Well ‘gamification’ as a word cannot do anything, so the real question is who has what interest in keeping that word from being considered a burned buzz word, and what if anything can they do? Those consultancies and studios and platform providers that self-brand as gamification and wish to sustain their business have an interest, so what they should do is obviously build trust by making good products and services. They face the linguistic tragedy of the commons that the label is also used by consultancies etc. who basically ride the trend wave and milk it for what it’s worth. I am personally concerned that those buzzword freeriders destroy trust among clients in the potential of applied gaming writ large: whether it’s called edutainment or serious games or gamification or woop-de-woodle-woo today is secondary. So maybe it’s like the web: Remember Web 2.0 consultants? Web 2.0 basically resold the same promise of interactivity the original new economy sold. Then Web 2.0 lost steam, and now the very same thing is resold as social media. There are waves of new terms on the surface, with people riding the wave, and underneath – one would hope – a rising tide of maturing design patterns, technology stacks, business models, companies, and client relations.
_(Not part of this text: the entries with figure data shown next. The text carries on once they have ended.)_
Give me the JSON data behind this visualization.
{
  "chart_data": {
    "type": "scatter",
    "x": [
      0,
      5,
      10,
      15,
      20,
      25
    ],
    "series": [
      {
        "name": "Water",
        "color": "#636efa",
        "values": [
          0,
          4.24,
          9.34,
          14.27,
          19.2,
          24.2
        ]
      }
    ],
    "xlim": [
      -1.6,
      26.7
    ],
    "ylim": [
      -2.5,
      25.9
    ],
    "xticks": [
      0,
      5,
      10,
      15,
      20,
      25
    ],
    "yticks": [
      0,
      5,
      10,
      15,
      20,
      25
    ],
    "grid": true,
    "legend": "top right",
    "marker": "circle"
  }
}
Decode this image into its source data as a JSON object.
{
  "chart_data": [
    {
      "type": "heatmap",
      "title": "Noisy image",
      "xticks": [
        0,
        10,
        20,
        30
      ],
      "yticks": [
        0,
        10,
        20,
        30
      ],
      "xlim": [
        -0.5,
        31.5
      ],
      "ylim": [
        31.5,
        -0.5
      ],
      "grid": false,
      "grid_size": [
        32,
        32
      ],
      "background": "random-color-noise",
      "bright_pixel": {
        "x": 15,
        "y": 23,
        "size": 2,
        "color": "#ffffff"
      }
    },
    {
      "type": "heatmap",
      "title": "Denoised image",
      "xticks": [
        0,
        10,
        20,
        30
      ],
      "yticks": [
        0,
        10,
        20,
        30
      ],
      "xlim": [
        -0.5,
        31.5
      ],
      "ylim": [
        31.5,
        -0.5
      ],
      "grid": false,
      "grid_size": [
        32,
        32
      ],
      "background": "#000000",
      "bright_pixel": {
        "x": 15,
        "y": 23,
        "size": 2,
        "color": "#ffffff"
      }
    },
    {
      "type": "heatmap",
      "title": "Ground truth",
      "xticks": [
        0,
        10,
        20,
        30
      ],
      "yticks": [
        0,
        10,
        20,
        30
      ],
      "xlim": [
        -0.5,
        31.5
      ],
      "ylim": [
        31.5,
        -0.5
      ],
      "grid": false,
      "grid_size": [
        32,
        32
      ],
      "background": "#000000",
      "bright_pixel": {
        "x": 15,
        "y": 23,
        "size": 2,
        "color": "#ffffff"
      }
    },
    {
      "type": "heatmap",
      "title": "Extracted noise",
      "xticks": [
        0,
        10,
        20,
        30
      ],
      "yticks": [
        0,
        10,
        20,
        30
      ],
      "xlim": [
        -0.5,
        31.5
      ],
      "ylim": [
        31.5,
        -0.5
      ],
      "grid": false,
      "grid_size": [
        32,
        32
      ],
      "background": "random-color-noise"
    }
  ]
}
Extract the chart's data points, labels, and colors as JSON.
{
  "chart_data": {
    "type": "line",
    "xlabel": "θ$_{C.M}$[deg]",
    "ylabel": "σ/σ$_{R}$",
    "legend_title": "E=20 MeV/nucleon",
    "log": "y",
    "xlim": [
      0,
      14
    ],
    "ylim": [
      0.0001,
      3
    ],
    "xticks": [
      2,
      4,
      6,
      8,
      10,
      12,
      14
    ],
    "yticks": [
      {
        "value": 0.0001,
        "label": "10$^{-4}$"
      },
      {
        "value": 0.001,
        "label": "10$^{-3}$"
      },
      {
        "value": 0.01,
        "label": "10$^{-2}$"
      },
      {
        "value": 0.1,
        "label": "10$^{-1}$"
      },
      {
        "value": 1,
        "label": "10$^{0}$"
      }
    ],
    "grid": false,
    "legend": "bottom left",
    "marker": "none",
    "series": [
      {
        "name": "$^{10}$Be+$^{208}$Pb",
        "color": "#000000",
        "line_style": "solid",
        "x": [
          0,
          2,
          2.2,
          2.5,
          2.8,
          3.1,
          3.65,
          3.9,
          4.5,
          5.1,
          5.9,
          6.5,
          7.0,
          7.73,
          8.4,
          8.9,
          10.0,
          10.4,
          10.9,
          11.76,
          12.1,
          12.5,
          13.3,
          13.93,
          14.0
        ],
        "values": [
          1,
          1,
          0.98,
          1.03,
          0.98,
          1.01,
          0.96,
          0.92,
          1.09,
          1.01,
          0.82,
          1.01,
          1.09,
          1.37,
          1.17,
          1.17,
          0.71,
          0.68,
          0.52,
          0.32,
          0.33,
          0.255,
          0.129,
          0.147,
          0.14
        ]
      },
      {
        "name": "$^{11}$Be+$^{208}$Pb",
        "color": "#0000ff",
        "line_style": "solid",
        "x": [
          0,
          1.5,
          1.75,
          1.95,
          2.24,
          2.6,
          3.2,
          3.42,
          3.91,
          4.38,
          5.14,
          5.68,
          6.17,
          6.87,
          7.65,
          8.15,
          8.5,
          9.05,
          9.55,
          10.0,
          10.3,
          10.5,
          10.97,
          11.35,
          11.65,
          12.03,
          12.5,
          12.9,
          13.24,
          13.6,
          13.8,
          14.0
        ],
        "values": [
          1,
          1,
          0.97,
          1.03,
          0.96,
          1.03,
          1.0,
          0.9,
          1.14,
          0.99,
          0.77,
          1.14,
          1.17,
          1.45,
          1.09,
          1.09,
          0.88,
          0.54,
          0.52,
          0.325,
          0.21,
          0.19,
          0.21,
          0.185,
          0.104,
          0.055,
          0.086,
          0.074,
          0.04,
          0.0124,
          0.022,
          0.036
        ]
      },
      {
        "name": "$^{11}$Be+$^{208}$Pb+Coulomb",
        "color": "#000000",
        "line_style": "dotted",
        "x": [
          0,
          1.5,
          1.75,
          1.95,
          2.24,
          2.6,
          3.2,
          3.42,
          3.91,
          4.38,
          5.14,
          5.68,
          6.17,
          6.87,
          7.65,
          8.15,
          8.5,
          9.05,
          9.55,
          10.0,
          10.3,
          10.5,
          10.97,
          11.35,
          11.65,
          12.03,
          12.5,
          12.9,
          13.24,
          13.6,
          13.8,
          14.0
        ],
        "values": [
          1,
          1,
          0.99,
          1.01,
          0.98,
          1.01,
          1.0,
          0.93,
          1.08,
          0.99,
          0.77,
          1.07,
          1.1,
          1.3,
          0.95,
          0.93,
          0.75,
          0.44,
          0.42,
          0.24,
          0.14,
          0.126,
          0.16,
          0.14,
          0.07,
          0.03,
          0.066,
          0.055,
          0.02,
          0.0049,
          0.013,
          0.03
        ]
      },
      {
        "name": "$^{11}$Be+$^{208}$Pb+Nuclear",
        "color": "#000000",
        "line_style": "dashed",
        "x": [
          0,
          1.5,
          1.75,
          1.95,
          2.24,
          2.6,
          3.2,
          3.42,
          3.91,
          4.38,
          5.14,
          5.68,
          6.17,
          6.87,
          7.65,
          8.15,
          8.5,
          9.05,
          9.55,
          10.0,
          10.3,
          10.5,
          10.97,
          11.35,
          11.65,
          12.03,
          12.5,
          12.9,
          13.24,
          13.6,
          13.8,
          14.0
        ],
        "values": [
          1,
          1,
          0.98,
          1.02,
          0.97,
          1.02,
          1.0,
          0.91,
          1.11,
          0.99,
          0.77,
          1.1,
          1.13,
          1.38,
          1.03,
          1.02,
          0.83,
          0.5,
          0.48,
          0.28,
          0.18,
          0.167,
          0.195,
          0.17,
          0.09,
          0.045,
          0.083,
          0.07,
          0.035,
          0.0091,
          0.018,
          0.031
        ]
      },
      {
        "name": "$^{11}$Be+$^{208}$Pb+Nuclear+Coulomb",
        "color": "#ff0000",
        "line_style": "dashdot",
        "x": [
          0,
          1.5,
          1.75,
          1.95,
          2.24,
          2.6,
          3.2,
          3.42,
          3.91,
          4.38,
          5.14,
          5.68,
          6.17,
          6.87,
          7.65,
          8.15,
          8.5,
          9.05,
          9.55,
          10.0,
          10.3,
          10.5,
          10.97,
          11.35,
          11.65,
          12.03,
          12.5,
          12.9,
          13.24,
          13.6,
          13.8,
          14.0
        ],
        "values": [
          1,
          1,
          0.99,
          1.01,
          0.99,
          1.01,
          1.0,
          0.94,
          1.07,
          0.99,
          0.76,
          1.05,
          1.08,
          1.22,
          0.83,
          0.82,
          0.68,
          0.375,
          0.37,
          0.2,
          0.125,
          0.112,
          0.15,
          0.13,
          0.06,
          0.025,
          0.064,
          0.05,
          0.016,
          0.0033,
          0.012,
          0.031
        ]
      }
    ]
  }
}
What business sectors do you currently feel are making the best use of gamified elements?
I see a good fit between the common gamification feature set and structured user-created content – question and answer platforms, open innovation platforms, your Quora, StackOverflow, Innocentive, the like. Unsurprisingly, it is the early online platforms in this genre – Everything2, Yahoo! Answers, StackOverflow – whose features the early gamification platforms abstracted into a template. The social media researcher Cliff Lampe wrote a really nice chapter about that in The Gameful World.
What’s the most exciting prospect that gamification offers?
Furthering our understanding of how to design for motivation across domains. Entertainment and serious game design has been understandably very focused on how to make games engaging. The promise of gamification or gameful design is to start and understand how individual design aspects can support engagement even outside of a full-fledged game.